In ogni caso si deve sottolineare il fatto che Leonardo e Du¨rer hanno studiato le membra dell’uomo in relazione soprattutto al disegno e pertanto con la pittura. Deve credersi però che tale studio matematico è finalizzato soprattutto alla ricerca della bellezza, il fine ultimo dell’artista rinascimentale: e tale bellezza è il risultato anche di uno studio preliminare delle proporzioni dell’uomo.
Siamo quindi parzialmente distanti da quanto Piero della Francesca sosteneva nella De prospectiva pingendi legato alla prospettiva della “misurazione” che assieme al disegno ed al colore integrano l’opera d’arte.

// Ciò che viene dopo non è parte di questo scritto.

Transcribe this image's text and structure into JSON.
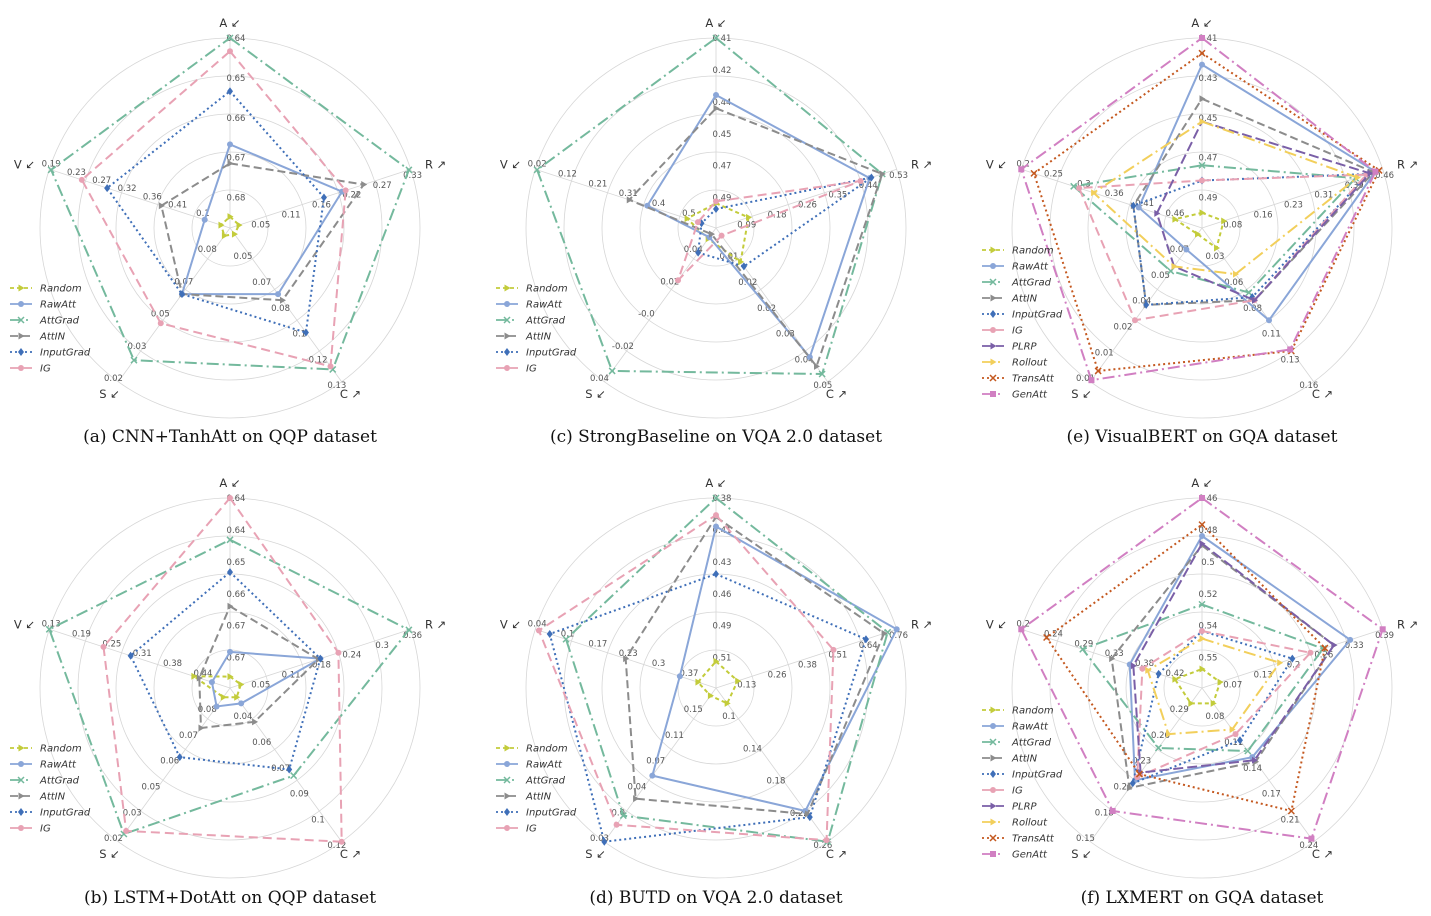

Ma anche per Piero l’occhio umano e la sua collocazione rispetto all’oggetto osservato costituisce un elemento essenziale per la prospettiva e perciò per la realizzazione dell’opera d’arte stessa.

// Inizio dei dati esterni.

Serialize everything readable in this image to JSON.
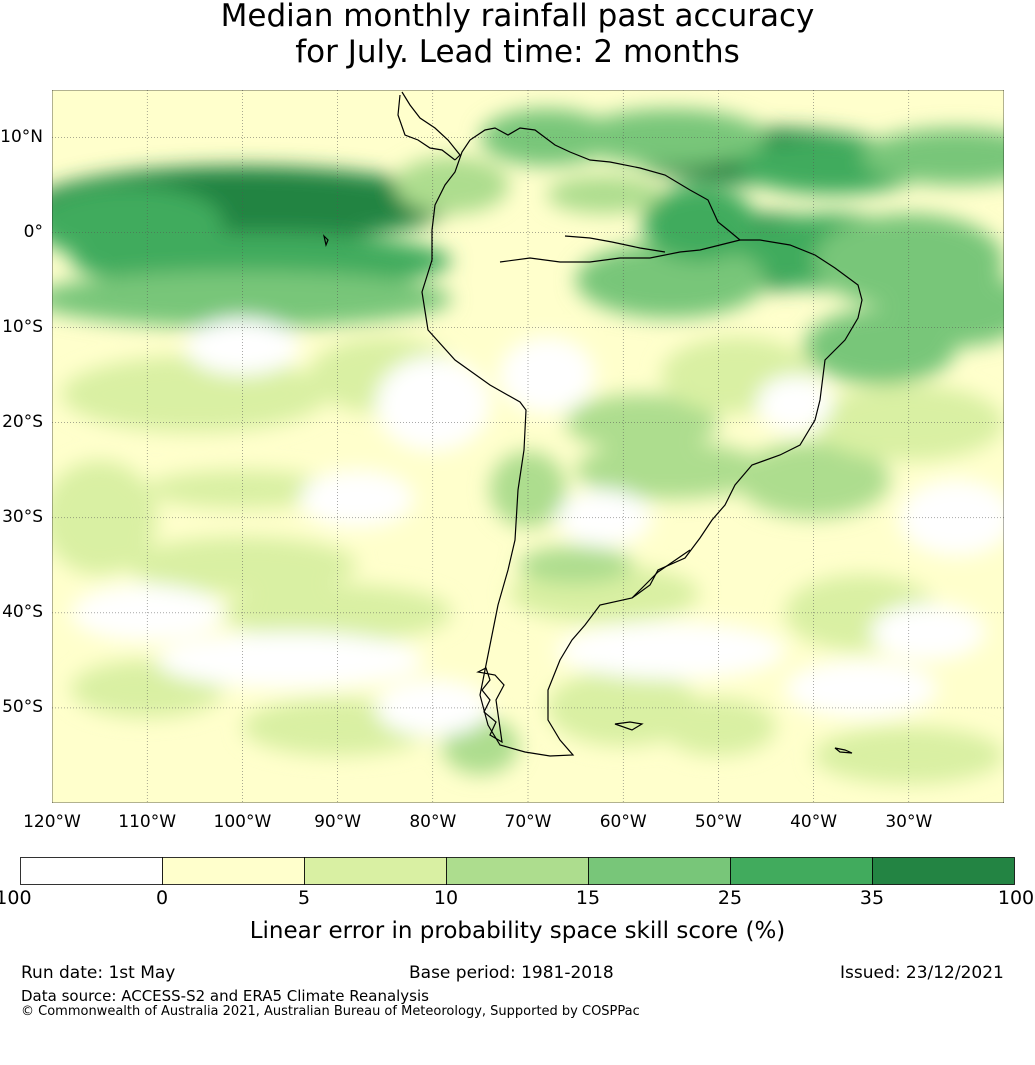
{
  "title_line1": "Median monthly rainfall past accuracy",
  "title_line2": "for July. Lead time: 2 months",
  "map": {
    "lat_labels": [
      "10°N",
      "0°",
      "10°S",
      "20°S",
      "30°S",
      "40°S",
      "50°S"
    ],
    "lon_labels": [
      "120°W",
      "110°W",
      "100°W",
      "90°W",
      "80°W",
      "70°W",
      "60°W",
      "50°W",
      "40°W",
      "30°W"
    ],
    "extent": {
      "lon_min": -120,
      "lon_max": -20,
      "lat_min": -60,
      "lat_max": 15
    }
  },
  "colorbar": {
    "ticks": [
      "-100",
      "0",
      "5",
      "10",
      "15",
      "25",
      "35",
      "100"
    ],
    "colors": [
      "#ffffff",
      "#ffffcc",
      "#d9f0a3",
      "#addd8e",
      "#78c679",
      "#41ab5d",
      "#238443"
    ],
    "label": "Linear error in probability space skill score (%)"
  },
  "footer": {
    "run_date": "Run date: 1st May",
    "base_period": "Base period: 1981-2018",
    "issued": "Issued: 23/12/2021",
    "data_source": "Data source: ACCESS-S2 and ERA5 Climate Reanalysis",
    "copyright": "© Commonwealth of Australia 2021, Australian Bureau of Meteorology, Supported by COSPPac"
  }
}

E Luca Pacioli, a proposito delle scienze tradizionali del Quadrivio, ritiene doversi portarle a cinque con l’inclusione della prospettiva o ridurle a tre escludendo la pittura: l’una senza l’altra, con tutte le relative implicazioni matematiche, non possono darsi.

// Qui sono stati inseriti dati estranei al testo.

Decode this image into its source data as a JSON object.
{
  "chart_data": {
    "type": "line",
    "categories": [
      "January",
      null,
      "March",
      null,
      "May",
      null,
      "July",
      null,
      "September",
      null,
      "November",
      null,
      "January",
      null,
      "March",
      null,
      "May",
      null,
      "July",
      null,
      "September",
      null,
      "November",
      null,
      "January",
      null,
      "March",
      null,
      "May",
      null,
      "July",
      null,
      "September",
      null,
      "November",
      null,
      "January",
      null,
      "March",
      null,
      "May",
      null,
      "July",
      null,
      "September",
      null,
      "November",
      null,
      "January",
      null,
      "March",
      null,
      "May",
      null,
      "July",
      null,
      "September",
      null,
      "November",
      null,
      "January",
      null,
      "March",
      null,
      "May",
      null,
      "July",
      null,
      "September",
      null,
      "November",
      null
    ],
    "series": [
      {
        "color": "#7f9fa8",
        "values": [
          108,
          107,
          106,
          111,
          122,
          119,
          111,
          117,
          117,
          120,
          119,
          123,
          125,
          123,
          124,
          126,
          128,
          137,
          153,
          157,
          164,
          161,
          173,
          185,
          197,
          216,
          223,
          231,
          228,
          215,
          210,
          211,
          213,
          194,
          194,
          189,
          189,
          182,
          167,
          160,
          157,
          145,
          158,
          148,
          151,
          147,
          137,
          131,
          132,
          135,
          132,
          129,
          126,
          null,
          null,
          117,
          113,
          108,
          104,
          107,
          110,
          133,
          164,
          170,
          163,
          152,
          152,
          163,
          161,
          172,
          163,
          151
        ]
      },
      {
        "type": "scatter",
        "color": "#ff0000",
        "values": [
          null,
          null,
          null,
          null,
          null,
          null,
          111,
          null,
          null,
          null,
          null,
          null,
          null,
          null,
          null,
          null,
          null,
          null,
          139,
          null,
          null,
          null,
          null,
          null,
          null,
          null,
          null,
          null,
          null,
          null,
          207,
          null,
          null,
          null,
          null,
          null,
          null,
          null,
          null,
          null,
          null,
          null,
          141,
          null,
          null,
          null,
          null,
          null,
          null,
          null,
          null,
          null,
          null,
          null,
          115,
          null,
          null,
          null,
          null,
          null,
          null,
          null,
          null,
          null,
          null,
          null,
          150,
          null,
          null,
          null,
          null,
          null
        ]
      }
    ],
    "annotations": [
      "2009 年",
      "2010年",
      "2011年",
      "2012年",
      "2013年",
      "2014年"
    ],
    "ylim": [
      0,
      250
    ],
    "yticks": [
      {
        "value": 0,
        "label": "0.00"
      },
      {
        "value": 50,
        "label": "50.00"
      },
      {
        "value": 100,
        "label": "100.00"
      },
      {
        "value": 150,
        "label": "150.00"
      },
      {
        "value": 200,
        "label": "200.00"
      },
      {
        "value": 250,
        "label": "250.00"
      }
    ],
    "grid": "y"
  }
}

“In ciò il Pacioli – afferma Augusto Marinoni – rappresenta la coscienza del secolo che ha inventato con la Prospettiva una nuova scienza ed ha creato con la Pittura una straordinaria serie di capolavori”.
La “divina proporzione” pacioliana è quindi da ritenersi appropriata, dato che essa presenta “diversi caratteri che appartengono alla Divinità”: si crea così “un accordo con certa irrazionale sinfonia”, di forte ispirazione e richiamo platonici.
In virtù di un’accurata ed intelligente osservazione dell’Uomo e della Natura, fondamentali fonti di insegnamento dell’artista, Du¨rer viene considerato da molti, in particolare da E. Panaofsky, il più fedele interprete delle esperienze vitruviane e, nel caso dello studio del corpo umano, un precursore anche per quel che riguarda le condizioni patologiche fino al grottesco. Nondimeno è doveroso ricordare come in questo particolare campo lo stesso Leonardo si era spinto, oltre allo studio esteriore, persino a quello della patologia dei visceri, quali il fegato, i vasi ed il cuore, fino ad indicare condizioni patologiche attribuite poi ad altri, come nel caso della comunicazione interatriale (G.C. Maggi, The atrial septal defect, Leonardo's anomaly : a (reasonable) hypothesis, in Raccolta Vinciana, 31, pp. 139-143, 2005).
Gli studi pacioliani, le opere di Leonardo e di Du¨rer, oltre a quelle degli Antichi e di Piero della Francesca, basate su criteri matematici e che pertanto includono la prospettiva e la pittura tra le scienze che riconoscono la possibilità di un canone perfetto, lasciano comunque a ciascun artista di quel periodo storico, il Cinquecento, la propria autonomia espressiva, volta a realizzare al meglio il canone della bellezza vissuto ed esplicitato con libertà di spirito e di modi espressivi.